Databricks has announced its acquisition of Neon, a serverless Postgres startup, in a deal valued at approximately $1 billion. The move signals Databricks’ continued push into artificial intelligence infrastructure and highlights the increasing role of AI agents in enterprise software development.
The acquisition marks Databricks’ third billion-dollar deal in recent years, following previous buys of MosaicML and Tabular. Founded in 2021, Neon developed a cloud-native, open-source Postgres platform that supports rapid database creation, elastic scaling, and data branching—all features that have gained popularity among developers and, increasingly, AI systems.
Neon’s technology has become particularly relevant as AI agents take on more responsibilities in coding and operational tasks. Databricks reports that more than 80% of Neon databases are now generated automatically by AI agents rather than by human developers. This shift reflects a broader trend in which machine-driven software development is scaling rapidly and placing new demands on database infrastructure.
By integrating Neon, Databricks aims to provide a foundational platform for AI agents and developers to deploy serverless Postgres databases quickly and at scale. The company says Neon’s architecture—which separates storage and compute—makes it well-suited for an AI-native environment where instances must be spun up instantly and frequently in response to dynamic workloads.
Neon’s client list includes major names such as OpenAI, Adobe, Replit, Vercel, and Boston Consulting Group. Its platform, designed for modern software development, is built atop PostgreSQL, a relational database originally developed in the 1980s. While competitors like AWS, Microsoft, and Google offer their own Postgres-based services, Neon’s open-source and developer-first approach has attracted a growing user base, with over 18,000 customers to date.

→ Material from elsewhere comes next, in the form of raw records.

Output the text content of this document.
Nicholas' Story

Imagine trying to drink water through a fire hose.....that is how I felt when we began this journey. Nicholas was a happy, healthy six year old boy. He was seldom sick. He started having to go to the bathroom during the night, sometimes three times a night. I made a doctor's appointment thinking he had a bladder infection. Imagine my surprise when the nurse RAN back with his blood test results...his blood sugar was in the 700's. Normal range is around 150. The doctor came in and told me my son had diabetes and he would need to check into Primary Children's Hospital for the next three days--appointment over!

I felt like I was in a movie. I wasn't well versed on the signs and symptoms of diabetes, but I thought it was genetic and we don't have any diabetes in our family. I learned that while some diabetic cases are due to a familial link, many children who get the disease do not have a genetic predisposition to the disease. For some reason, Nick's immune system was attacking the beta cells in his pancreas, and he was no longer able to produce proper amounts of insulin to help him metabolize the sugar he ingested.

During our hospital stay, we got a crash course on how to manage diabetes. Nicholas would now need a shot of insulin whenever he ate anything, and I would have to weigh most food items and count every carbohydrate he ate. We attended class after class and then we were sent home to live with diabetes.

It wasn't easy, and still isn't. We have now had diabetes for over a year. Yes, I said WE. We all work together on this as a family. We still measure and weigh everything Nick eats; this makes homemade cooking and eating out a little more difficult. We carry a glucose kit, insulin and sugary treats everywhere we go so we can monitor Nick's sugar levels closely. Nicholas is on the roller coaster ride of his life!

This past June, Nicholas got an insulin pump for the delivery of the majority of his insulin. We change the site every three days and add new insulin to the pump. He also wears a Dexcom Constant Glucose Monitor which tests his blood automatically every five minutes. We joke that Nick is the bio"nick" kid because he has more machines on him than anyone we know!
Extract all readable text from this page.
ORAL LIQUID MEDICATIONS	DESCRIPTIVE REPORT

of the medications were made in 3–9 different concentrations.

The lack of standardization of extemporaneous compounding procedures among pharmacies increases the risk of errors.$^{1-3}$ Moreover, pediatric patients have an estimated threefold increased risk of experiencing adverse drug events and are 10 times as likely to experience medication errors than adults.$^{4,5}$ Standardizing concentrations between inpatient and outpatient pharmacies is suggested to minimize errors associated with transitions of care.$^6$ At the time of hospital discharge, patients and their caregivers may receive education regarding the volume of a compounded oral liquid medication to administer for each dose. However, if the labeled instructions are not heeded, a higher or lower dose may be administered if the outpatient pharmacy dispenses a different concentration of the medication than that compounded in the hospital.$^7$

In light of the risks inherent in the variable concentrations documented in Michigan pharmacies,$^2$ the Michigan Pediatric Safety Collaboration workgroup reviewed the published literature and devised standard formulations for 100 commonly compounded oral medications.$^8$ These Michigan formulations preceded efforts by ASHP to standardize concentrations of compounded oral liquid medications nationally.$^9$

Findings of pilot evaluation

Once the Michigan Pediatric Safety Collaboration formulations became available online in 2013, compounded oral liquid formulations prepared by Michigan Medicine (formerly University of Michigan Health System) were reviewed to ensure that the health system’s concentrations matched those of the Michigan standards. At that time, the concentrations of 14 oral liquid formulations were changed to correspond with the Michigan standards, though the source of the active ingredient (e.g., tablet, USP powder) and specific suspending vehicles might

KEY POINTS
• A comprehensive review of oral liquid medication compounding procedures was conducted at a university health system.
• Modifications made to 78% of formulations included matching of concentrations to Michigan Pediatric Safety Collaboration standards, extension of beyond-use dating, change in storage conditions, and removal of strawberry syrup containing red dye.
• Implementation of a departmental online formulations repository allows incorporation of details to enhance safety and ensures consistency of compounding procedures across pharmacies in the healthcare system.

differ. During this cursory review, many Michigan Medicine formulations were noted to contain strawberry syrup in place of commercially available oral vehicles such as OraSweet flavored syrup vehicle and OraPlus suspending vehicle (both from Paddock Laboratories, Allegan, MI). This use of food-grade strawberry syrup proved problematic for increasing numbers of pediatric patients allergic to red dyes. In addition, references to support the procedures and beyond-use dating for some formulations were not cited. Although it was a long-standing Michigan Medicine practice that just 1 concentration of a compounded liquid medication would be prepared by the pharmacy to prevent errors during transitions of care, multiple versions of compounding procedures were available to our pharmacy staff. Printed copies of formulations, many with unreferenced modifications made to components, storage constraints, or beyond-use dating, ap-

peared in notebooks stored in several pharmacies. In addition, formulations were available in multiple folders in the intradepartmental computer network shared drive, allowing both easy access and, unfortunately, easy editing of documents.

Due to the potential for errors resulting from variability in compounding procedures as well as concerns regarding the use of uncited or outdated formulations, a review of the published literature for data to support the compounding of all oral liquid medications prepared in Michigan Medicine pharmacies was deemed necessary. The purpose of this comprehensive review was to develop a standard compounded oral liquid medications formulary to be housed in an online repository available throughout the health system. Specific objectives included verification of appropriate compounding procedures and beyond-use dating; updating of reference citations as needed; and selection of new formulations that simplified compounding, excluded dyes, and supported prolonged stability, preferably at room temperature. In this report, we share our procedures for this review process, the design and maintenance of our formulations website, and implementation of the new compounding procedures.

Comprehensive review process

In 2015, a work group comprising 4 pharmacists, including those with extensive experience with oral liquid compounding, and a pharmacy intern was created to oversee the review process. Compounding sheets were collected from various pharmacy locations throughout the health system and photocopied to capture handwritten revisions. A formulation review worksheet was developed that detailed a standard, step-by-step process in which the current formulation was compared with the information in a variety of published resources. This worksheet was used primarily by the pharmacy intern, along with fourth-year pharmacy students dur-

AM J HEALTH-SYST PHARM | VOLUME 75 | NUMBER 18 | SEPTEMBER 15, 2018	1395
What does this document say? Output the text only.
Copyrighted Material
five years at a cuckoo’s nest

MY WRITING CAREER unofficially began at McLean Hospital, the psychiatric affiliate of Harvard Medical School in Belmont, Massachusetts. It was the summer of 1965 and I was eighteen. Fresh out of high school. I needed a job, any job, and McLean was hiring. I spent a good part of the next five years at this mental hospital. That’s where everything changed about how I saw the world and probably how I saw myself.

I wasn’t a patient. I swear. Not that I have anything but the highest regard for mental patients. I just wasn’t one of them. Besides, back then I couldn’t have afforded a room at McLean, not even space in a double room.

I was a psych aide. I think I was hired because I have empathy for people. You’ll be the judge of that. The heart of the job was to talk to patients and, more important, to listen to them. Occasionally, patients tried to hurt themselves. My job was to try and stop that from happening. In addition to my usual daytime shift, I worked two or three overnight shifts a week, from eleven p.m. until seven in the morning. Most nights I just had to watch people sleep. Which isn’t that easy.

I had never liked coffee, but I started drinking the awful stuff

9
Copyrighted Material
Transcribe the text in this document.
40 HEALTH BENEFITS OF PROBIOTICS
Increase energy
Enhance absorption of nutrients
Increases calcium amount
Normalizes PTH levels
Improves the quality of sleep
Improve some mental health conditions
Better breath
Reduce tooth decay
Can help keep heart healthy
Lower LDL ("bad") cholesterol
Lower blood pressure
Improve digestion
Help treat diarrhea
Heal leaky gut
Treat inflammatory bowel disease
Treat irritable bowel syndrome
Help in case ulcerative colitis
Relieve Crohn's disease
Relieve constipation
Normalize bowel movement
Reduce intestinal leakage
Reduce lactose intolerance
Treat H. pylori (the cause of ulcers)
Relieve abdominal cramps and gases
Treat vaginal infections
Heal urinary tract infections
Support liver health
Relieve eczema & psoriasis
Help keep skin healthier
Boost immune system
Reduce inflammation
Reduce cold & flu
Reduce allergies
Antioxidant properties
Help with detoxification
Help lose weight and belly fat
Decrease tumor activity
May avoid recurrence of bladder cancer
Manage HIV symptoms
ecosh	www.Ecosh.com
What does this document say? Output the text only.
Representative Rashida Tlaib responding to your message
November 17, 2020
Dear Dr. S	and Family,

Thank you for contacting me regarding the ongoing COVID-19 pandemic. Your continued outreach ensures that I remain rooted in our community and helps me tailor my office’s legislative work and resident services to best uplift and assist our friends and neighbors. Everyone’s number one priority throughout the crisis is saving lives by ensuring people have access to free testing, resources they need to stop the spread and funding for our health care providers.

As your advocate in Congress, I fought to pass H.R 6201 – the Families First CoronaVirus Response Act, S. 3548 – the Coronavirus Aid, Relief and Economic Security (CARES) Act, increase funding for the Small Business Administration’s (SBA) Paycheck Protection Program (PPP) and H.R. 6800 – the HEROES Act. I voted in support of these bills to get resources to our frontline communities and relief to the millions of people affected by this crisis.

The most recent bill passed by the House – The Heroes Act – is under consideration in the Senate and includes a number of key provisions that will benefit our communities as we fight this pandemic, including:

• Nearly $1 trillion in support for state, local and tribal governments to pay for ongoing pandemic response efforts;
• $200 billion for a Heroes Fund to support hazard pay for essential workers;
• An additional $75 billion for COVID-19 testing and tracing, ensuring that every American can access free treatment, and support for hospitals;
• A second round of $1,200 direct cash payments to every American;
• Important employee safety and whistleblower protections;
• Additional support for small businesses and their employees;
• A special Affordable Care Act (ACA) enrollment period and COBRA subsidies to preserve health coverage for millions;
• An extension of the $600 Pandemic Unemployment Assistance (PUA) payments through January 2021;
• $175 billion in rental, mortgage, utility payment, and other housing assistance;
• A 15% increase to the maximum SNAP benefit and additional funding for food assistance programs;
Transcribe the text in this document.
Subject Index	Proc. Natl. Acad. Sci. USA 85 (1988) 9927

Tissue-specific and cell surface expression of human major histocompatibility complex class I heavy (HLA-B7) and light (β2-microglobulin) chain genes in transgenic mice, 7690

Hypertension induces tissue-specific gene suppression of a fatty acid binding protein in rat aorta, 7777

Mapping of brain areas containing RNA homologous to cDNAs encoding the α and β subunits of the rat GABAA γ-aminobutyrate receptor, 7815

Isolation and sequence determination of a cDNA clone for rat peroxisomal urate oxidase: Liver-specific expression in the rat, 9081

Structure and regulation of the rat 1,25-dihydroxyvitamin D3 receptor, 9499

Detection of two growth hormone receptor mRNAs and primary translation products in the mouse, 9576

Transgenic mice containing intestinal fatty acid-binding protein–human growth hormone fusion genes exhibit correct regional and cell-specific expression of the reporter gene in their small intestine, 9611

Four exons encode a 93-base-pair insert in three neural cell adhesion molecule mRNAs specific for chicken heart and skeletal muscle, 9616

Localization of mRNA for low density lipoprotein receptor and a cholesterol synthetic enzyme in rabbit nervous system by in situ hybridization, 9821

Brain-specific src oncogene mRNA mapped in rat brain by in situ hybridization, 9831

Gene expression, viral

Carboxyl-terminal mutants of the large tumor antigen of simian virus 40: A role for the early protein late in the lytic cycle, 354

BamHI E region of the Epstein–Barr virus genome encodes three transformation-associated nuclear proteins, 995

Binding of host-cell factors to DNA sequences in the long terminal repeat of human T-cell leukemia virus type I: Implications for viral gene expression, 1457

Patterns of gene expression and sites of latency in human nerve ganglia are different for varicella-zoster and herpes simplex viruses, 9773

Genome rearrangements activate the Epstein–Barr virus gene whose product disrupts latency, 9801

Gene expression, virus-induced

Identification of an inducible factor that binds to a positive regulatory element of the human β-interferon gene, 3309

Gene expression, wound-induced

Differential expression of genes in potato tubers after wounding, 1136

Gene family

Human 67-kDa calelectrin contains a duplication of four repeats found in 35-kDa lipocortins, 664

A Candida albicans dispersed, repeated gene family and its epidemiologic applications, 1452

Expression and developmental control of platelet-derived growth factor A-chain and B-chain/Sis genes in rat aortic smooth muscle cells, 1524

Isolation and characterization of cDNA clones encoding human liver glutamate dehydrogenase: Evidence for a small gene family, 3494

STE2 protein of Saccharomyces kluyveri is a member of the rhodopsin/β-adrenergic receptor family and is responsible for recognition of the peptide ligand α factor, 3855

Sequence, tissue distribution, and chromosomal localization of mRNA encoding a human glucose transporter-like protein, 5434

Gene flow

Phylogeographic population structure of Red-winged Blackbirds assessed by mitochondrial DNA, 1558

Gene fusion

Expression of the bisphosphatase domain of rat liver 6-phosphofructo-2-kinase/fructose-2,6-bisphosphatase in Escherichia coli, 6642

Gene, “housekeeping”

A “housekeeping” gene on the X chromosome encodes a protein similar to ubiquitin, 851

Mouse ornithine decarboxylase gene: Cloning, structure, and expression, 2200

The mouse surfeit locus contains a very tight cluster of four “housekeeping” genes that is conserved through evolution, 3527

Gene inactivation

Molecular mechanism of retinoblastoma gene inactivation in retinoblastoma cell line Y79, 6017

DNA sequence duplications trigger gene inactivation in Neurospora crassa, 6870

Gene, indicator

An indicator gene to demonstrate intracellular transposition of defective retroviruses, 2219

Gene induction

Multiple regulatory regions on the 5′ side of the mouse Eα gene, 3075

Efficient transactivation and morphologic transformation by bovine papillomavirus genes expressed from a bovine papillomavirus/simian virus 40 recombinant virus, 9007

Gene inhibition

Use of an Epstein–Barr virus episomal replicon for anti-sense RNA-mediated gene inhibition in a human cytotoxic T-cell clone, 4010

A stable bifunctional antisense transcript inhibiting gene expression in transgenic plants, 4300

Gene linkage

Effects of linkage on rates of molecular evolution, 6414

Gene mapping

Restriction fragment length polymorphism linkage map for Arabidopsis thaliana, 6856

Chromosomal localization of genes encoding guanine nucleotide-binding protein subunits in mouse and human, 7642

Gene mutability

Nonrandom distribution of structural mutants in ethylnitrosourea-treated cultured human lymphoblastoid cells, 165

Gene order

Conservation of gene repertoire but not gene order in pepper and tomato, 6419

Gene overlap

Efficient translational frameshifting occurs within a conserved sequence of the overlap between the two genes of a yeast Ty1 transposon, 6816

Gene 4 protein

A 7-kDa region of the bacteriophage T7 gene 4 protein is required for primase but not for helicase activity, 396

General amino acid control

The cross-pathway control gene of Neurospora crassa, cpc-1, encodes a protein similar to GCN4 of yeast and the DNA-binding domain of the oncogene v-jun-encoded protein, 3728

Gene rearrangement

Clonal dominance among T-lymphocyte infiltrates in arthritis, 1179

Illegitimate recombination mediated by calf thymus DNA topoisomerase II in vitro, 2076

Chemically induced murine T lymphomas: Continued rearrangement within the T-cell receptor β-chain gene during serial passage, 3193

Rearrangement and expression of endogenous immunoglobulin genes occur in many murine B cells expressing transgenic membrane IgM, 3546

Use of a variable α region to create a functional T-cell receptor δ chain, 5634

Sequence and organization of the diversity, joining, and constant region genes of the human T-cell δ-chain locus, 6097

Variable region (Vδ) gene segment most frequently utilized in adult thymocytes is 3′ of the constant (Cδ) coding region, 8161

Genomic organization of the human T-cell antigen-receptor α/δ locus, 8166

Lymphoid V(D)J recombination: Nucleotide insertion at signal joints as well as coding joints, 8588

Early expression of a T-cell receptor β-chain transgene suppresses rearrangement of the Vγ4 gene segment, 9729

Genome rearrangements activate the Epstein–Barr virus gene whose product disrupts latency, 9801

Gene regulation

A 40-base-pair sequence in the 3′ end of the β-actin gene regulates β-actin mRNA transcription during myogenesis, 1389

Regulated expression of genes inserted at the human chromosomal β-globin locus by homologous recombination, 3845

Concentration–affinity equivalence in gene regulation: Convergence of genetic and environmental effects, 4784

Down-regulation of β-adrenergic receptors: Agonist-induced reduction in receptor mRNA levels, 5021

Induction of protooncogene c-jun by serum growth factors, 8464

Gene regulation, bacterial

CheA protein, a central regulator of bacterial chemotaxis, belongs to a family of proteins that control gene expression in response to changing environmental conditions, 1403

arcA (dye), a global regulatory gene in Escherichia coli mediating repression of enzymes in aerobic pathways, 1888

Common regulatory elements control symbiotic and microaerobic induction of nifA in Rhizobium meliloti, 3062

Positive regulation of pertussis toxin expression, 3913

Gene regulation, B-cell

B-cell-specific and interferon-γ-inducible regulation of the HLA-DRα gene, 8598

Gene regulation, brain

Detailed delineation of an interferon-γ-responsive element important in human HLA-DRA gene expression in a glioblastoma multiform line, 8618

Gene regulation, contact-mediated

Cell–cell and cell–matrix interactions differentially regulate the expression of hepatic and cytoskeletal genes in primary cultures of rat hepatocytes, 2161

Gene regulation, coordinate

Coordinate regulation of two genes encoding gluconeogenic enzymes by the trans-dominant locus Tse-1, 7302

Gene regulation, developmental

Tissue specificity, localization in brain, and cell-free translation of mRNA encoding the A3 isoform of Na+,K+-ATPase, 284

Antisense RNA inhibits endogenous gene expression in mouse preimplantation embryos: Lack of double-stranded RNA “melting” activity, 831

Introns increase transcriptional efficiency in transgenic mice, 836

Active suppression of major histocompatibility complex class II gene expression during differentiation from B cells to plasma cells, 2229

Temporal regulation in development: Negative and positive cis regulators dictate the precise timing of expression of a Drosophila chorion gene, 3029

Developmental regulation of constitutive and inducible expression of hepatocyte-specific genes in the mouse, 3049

Databricks CEO Ali Ghodsi emphasized that the acquisition directly addresses a growing enterprise need: enabling AI agents to interact with proprietary data securely and efficiently. As companies look to operationalize AI, they require infrastructure that can keep pace with the speed and autonomy of machine-generated tasks. Neon’s instant provisioning and forking capabilities offer an answer to that problem.
While Neon will continue to operate as a standalone entity in the near term, Databricks plans to integrate its technology into its broader platform over time. The full integration will enable Databricks’ customers to build and deploy AI agents that can seamlessly create, manage, and interact with databases at scale, without manual setup or provisioning delays.
The deal is expected to close in Databricks’ second fiscal quarter, which ends July 31. With this acquisition, Databricks positions itself alongside tech heavyweights such as OpenAI and Nvidia in the competitive AI agent ecosystem, aiming to provide core infrastructure rather than just surface-level AI tools.